The representation of the $p$ variables in a subspace of dimension $q$ is done in the same manner as for the $n$ individuals above. The best subspace is generated by the orthonormal eigenvectors $v_1,v_2,\ldots ,v_q$ of $\data{X}\data{X}^{\top}$ associated with the eigenvalues $\mu _1\ge \mu _2\ge \ldots \ge \mu _q$. The coordinates of the $p$ variables on the $k$-th factorial axis are given by the factorial variables $w_{k} = \data{X}^{\top}v_k,\ k=1,\ldots ,q$. Each factorial variable $w_{k} = (w_{k1}, w_{k2}, \ldots, w_{kp})^{\top} $ is a linear combination of the original individuals $x_1, x_2, \ldots, x_n$ whose coefficients are given by the elements of the $k$-th vector $v_k: w_{kj} = \sum_{m=1}^n v_{km} x_{mj}$. The representation in a subspace of dimension $q=2$ is depicted in Figure 8.5.

Figure: Representation of the variables $x_{\column{1}},\ldots,
x_{\column{p}}$ as a two-dimensional point cloud.

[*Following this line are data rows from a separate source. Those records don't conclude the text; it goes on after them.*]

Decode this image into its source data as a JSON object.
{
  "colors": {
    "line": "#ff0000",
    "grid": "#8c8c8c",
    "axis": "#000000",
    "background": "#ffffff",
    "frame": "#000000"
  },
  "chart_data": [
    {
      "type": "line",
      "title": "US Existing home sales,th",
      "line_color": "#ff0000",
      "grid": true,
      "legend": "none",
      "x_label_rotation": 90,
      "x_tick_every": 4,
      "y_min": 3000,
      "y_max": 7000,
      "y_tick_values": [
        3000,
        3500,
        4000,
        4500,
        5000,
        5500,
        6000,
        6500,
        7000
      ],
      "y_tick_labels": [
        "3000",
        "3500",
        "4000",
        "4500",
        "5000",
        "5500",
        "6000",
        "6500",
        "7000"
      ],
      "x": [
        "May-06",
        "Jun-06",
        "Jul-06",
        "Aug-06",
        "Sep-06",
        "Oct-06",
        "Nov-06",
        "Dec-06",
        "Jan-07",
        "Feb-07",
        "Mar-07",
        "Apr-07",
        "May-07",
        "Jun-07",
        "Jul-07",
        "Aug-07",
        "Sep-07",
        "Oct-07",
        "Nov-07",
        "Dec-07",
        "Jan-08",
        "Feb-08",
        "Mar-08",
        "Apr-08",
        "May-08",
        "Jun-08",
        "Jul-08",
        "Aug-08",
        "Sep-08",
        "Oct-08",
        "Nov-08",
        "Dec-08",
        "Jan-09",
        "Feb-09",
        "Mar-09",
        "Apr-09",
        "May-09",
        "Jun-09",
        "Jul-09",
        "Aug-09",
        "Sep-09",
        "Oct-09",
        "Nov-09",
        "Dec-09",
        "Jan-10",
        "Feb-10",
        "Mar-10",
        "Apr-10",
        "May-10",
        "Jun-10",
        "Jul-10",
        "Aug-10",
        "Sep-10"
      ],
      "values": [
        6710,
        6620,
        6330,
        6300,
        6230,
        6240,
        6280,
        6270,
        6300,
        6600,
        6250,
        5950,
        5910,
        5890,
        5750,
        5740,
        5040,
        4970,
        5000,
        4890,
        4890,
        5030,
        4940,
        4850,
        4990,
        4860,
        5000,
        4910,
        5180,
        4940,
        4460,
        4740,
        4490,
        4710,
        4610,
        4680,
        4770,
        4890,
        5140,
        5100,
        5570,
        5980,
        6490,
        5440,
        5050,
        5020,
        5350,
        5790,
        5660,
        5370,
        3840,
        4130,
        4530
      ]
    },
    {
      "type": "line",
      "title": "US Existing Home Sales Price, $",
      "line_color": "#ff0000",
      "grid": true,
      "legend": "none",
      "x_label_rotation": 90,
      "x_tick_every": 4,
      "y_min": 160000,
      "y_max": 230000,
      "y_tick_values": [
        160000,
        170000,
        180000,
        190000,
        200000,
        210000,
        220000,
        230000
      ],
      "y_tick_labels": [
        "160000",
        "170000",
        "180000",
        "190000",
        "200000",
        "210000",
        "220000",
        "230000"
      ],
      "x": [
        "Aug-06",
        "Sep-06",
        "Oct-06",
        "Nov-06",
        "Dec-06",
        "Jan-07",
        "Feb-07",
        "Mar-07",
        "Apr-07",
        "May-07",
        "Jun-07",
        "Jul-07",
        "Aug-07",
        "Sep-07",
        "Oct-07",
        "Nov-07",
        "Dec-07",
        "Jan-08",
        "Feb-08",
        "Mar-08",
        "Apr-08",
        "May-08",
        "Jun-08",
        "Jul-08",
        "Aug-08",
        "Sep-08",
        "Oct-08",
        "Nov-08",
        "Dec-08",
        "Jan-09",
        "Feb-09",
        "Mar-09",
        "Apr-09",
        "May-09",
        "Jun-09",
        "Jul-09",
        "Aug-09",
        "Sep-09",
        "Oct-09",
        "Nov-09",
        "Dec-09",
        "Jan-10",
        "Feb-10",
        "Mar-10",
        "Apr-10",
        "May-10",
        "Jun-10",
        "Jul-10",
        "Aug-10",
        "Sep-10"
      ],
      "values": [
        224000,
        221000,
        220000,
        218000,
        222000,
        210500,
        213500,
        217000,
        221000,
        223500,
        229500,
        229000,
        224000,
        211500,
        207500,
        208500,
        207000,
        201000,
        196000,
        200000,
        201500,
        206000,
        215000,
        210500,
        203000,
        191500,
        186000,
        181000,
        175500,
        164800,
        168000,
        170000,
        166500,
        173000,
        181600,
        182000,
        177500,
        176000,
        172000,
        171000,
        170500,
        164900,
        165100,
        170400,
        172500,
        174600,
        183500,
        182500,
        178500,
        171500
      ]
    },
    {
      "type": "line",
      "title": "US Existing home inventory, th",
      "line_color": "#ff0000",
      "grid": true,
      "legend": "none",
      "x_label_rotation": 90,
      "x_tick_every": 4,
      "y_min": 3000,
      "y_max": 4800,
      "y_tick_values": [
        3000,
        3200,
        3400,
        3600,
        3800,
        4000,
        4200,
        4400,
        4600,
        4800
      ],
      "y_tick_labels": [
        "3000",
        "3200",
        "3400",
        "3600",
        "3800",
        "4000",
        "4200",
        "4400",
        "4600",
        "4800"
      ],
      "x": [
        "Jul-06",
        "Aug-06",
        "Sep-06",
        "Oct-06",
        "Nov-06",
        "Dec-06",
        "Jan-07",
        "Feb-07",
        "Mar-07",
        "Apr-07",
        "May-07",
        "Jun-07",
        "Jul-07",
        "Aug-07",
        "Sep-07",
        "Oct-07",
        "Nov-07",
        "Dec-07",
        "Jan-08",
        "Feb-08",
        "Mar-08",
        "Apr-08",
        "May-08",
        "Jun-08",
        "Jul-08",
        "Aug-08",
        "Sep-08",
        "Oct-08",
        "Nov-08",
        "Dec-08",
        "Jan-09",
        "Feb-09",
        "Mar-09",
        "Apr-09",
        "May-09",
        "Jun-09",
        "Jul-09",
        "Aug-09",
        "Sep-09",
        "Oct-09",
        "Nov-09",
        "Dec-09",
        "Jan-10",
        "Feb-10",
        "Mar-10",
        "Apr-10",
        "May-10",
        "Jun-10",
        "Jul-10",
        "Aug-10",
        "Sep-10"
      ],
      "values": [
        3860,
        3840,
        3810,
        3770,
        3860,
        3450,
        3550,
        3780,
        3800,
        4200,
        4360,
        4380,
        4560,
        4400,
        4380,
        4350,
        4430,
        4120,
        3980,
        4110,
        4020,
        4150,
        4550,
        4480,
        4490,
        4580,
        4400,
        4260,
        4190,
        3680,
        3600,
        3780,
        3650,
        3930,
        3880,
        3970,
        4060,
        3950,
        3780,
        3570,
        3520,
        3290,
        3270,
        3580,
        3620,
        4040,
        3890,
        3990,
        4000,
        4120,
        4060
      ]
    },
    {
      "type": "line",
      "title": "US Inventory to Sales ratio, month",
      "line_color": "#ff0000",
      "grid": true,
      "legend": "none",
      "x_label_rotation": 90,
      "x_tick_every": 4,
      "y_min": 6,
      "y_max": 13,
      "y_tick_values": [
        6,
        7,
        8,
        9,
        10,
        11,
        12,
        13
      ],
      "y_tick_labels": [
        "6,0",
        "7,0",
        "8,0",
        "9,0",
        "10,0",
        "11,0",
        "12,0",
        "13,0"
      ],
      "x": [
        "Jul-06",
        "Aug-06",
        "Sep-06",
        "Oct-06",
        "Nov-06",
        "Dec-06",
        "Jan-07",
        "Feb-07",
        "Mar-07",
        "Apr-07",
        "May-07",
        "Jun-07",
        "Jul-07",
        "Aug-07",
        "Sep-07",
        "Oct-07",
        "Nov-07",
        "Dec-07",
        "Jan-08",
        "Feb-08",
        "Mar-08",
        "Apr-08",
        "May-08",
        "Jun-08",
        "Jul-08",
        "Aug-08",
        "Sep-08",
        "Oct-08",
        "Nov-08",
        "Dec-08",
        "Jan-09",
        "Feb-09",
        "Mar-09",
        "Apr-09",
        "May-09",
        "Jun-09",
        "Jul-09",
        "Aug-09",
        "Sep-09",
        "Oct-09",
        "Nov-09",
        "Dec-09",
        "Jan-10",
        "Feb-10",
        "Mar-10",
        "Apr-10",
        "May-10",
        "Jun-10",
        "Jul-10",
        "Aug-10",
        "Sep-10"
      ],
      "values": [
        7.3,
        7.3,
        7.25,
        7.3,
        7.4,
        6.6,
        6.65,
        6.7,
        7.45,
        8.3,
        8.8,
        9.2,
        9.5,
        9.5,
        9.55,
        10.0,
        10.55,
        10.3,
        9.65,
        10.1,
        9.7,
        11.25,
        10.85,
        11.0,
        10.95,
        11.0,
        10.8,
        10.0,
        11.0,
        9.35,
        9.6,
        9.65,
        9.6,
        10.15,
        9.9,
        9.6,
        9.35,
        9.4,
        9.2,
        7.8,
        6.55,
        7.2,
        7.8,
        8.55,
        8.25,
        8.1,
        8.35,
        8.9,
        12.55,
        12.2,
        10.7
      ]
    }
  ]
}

\includegraphics[width=0.85\defpicwidth]{fig35w.ps}

Summary
$\ast$
The $n$-dimensional point cloud of variables can be graphically represented by projecting each element into spaces of smaller dimensions.
$\ast$
The first factor direction is $v_{1}$ and defines a line $G_{1}$ through the origin. The vector $v_{1}$ equals the eigenvector of $\data{X}\data{X}^{\top}$ corresponding to the largest eigenvalue of $\data{X}\data{X}^{\top}$. The coordinates for representing the point cloud on a straight line are $w_{1} = \data{X}^{\top}v_{1}$.
$\ast$
The second factor direction is $v_{2}$, where $v_{2}$ denotes the eigenvector of $\data{X}\data{X}^{\top}$ corresponding to its second largest eigenvalue. The coordinates for representing the point cloud on a plane are given by $w_{1} = \data{X}^{\top}v_{1}$ and $w_{2} = \data{X}^{\top}v_{2}$.
$\ast$
The factor directions $1, \ldots, q$ are $v_{1}, \ldots, v_{q}$, which denote the eigenvectors of $\data{X}\data{X}^{\top}$ corresponding to the $q$ largest eigenvalues. The coordinates for representing the point cloud of variables on a $q$-dimensional subspace are given by $ w_{1} = \data{X}^{\top}v_{1}, \ldots, w_{q} = \data{X}^{\top}v_{q}$.